Today wasn't D-Day for the Federal Open Market Committee. It was QE-Day. Ben Bernanke and the voting FOMC members of course kept rates at zero and promised to keep this ';exceptionally low' stance of 0.00 to 0.25% at least through mid-2015 rather than late-2014 as previously noted. The FOMC is launching QE3 with a new round of bond buying. The FOMC sees inflation remaining under the 2% target for the medium-term, it saw unemployment as not favorable, the economy expanded at a moderate pace.

The target for QE3 is $40 billion per month over the next year. The target is agency-backed Mortgage-Backed Securities and that purchasing is targeted at roughly $23 billion in September. Purchases are likely to be in new issues and the FOMC will announce its purchase schedule around the last day of each month. FULL FOMC STATEMENT

What was up for grabs was the stance on more quantitative easing measures, or QE3 as the street has referred to the possibility of it for months upon months.

As far as what was expected, here were some pre-FOMC opinions:

  • CNBC's report was that the Federal Reserve will deliver on QE3, but by how much is the question.

  • Neel Kashkari, head of new investment initiatives at PIMCO and formerly the Assistant Secretary of the Treasury, said on Bloomberg TV this morning that he did expect Bernanke and the FOMC to announce some more QE today.

  • Phil Erlanger gave his critical trading pivots to watch on the S&P 500 (NYSEMKT: SPY).

  • Yahoo! Finance's Breakout predicted an "ease a la carte" with something for everyone.

  • The Street gave its own ';how to trade the Fed' strategy.

  • Bloomberg said, "…many traders and analysts believe the Fed will extend guidance beyond 2014. There are mixed views on whether there will be an announcement of additional quantitative easing."

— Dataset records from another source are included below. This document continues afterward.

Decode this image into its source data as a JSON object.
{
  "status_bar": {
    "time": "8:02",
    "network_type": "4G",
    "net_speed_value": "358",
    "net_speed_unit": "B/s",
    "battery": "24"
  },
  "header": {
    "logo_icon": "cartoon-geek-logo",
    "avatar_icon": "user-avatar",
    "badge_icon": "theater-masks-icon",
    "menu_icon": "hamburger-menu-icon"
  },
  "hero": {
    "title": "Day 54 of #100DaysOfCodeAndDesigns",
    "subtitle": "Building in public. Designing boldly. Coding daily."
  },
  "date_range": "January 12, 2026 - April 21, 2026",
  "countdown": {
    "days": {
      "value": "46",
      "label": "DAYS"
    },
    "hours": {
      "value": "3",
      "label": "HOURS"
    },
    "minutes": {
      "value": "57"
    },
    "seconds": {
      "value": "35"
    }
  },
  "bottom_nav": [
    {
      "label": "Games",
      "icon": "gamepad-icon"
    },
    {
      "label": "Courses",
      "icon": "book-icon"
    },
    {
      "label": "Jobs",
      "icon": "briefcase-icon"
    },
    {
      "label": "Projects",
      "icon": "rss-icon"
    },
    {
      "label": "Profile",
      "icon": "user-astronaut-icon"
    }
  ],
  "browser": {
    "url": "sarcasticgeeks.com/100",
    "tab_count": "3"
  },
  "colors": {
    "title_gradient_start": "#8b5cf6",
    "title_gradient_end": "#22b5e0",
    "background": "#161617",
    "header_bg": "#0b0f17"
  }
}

As a reminder, the Federal Reserve will release its quarterly forecast between the announcement and the Bernanke press conference set to start right around 2:00 PM EST.

As far as what the investing public thinks that the market can do long-term according to Federal Reserve action, here is a snapshot of the Yahoo! Finance poll taken 20 minutes or so before the FOMC announcement:

At 12:28 PM EST the DJIA was up 15 point at 13,348 and the S&P 500 was up less than 1 point at 1,437. Update at 12:41 PM EST: The DJIA is up 75 at 13,408 and the S&P 500 is up 9.5 at $1446….

Here are the excerpts from the FOMC Statement:

….the Committee agreed today to increase policy accommodation by purchasing additional agency mortgage-backed securities at a pace of $40 billion per month. The Committee also will continue through the end of the year its program to extend the average maturity of its holdings of securities as announced in June, and it is maintaining its existing policy of reinvesting principal payments from its holdings of agency debt and agency mortgage-backed securities in agency mortgage-backed securities. These actions, which together will increase the Committee's holdings of longer-term securities by about $85 billion each month through the end of the year, should put downward pressure on longer-term interest rates, support mortgage markets, and help to make broader financial conditions more accommodative.

The Committee will closely monitor incoming information on economic and financial developments in coming months. If the outlook for the labor market does not improve substantially, the Committee will continue its purchases of agency mortgage-backed securities, undertake additional asset purchases, and employ its other policy tools as appropriate until such improvement is achieved in a context of price stability. In determining the size, pace, and composition of its asset purchases, the Committee will, as always, take appropriate account of the likely efficacy and costs of such purchases.

To support continued progress toward maximum employment and price stability, the Committee expects that a highly accommodative stance of monetary policy will remain appropriate for a considerable time after the economic recovery strengthens. In particular, the Committee also decided today to keep the target range for the federal funds rate at 0 to 1/4 percent and currently anticipates that exceptionally low levels for the federal funds rate are likely to be warranted at least through mid-2015.